My initial introduction to the Iron Range was a Fourth of July parade in Biwabik, Minnesota. My preconception of Rangers was that they were hardworking, durable north country people. That is certainly true but what I didn’t know was that they are dependably generous and embody an extraordinary joie de vivre. There is a very keen sense of history in the communities of the Mesabi Iron Range which describe themselves as having “built America”.
I use a view camera, in part, because it insures a degree of communication between those photographed and myself. Additionally, darkroom processes provide built-in stages for reflection. Evaluations move from a recollection of highly charged enthusiasm at the moment of exposure to a cooler appraisal of the image as a thoughtful, well-made photograph.
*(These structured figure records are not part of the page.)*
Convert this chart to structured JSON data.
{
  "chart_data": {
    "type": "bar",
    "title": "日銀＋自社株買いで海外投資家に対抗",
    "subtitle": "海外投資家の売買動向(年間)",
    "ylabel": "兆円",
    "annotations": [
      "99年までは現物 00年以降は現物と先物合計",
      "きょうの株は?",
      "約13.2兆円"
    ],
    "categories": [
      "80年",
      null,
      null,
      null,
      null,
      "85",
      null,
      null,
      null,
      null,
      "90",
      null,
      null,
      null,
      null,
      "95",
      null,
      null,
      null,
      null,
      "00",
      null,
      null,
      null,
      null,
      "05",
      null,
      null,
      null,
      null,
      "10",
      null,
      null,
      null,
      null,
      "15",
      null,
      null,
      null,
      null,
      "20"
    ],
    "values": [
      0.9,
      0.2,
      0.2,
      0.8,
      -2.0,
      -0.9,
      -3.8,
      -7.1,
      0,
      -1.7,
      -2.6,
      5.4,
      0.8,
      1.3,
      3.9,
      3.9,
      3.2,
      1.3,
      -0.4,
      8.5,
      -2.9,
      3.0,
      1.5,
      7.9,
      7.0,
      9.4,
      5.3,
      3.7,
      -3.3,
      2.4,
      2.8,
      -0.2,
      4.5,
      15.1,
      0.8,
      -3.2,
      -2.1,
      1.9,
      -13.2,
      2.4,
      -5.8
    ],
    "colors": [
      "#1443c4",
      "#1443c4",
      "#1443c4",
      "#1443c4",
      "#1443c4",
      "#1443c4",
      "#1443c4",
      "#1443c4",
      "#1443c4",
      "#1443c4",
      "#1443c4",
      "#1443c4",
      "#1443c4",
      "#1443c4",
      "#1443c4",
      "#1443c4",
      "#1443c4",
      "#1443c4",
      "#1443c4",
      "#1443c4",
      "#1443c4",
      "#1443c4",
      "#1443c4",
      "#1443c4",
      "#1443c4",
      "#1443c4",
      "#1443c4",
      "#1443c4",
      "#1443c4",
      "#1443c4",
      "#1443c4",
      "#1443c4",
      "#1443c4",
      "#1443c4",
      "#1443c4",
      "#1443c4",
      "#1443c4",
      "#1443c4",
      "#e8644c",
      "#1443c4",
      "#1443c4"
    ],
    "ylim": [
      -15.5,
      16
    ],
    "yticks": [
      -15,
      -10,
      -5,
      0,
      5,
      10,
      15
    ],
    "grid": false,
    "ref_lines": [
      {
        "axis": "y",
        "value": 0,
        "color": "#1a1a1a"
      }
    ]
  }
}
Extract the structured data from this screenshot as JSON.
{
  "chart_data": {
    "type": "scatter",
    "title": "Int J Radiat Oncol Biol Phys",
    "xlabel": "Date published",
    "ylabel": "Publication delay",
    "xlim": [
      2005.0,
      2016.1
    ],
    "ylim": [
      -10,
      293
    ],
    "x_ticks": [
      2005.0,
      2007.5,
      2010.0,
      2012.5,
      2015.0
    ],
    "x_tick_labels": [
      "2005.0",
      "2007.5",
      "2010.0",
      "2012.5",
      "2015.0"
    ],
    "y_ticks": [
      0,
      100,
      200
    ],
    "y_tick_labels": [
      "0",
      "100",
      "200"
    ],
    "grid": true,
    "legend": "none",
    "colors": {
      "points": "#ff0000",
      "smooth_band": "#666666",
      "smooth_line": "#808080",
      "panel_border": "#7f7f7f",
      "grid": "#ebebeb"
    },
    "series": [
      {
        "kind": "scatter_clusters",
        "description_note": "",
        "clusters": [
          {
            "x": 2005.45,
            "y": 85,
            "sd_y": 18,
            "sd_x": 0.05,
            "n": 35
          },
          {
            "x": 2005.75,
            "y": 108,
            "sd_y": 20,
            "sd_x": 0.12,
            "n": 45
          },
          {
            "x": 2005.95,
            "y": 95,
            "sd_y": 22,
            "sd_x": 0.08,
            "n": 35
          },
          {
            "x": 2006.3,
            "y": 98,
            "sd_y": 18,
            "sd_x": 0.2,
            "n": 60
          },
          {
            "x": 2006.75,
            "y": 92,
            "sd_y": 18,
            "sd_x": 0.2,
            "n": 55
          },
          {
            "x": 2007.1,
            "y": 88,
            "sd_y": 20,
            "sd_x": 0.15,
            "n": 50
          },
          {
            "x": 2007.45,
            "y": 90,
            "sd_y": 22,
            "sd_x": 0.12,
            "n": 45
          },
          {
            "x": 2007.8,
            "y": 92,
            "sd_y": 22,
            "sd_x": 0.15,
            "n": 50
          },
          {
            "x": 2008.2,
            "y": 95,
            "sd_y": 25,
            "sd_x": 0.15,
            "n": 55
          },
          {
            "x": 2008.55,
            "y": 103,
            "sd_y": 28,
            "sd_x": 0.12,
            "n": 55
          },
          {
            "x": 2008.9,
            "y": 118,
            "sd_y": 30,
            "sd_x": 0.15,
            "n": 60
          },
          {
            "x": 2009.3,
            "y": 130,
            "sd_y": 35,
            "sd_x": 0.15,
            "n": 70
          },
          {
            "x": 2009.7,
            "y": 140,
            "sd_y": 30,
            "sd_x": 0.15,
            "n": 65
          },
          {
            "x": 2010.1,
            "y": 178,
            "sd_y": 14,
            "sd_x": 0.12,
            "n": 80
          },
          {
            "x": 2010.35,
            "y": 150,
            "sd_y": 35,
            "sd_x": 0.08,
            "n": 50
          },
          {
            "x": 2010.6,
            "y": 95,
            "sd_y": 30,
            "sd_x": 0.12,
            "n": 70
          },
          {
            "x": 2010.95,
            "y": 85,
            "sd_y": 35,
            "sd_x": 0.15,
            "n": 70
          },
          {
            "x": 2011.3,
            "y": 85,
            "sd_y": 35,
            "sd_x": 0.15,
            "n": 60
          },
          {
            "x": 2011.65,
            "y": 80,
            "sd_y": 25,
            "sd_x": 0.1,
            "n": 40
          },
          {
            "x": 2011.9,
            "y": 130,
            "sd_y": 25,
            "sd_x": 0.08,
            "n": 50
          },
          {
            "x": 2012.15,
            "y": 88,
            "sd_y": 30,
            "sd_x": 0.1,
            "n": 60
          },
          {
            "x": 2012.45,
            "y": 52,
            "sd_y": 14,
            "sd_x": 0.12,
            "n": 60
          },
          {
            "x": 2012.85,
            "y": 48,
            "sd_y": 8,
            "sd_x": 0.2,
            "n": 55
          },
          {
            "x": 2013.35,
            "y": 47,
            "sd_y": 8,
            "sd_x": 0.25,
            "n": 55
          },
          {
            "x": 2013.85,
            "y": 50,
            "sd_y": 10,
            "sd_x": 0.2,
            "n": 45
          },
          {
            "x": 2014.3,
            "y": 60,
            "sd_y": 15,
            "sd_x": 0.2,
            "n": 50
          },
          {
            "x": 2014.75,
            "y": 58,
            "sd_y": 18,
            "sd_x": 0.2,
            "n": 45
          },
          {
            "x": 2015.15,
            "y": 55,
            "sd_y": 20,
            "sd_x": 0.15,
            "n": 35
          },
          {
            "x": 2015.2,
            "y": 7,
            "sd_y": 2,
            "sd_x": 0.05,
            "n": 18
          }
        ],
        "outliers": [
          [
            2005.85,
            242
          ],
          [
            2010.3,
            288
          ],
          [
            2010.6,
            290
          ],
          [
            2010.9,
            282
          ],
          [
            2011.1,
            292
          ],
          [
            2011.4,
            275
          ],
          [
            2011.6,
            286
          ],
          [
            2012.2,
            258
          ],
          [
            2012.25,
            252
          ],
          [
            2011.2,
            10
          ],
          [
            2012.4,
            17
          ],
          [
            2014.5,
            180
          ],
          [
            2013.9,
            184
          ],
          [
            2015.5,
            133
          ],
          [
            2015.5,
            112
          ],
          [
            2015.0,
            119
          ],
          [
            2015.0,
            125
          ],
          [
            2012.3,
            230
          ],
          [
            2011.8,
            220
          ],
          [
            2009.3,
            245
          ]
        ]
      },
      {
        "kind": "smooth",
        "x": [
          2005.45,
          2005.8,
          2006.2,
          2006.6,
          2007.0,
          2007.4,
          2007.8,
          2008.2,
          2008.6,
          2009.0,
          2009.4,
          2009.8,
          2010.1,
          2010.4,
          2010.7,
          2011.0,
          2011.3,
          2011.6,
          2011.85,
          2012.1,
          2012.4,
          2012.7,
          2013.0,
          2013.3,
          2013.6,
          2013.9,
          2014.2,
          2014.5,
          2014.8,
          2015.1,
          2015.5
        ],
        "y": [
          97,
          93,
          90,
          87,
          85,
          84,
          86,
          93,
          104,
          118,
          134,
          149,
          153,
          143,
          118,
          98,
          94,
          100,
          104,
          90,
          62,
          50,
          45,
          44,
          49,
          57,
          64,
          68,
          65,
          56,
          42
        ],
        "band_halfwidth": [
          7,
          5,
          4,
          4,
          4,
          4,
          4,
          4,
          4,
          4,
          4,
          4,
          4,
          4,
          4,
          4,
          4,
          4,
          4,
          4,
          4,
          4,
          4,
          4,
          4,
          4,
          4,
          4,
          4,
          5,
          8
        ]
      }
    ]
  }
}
Remaining throughout is the initial sense of seeing in the negative or contact sheet an expression or gesture that I first glimpsed and can now understand.
Recently I attended a curling bonspiel raising money for the Eveleth-Gilbert High School. I met an acquaintance that proudly told me of the amount of money raised. I responded by saying that it continues the support for education by the early immigrants to the region. The school buildings in Eveleth, Buhl and, especially Hibbing, are notable for their grandeur. He replied, “This is a special place. You know that Dick. That’s why you have been coming here for so many years.” I agreed.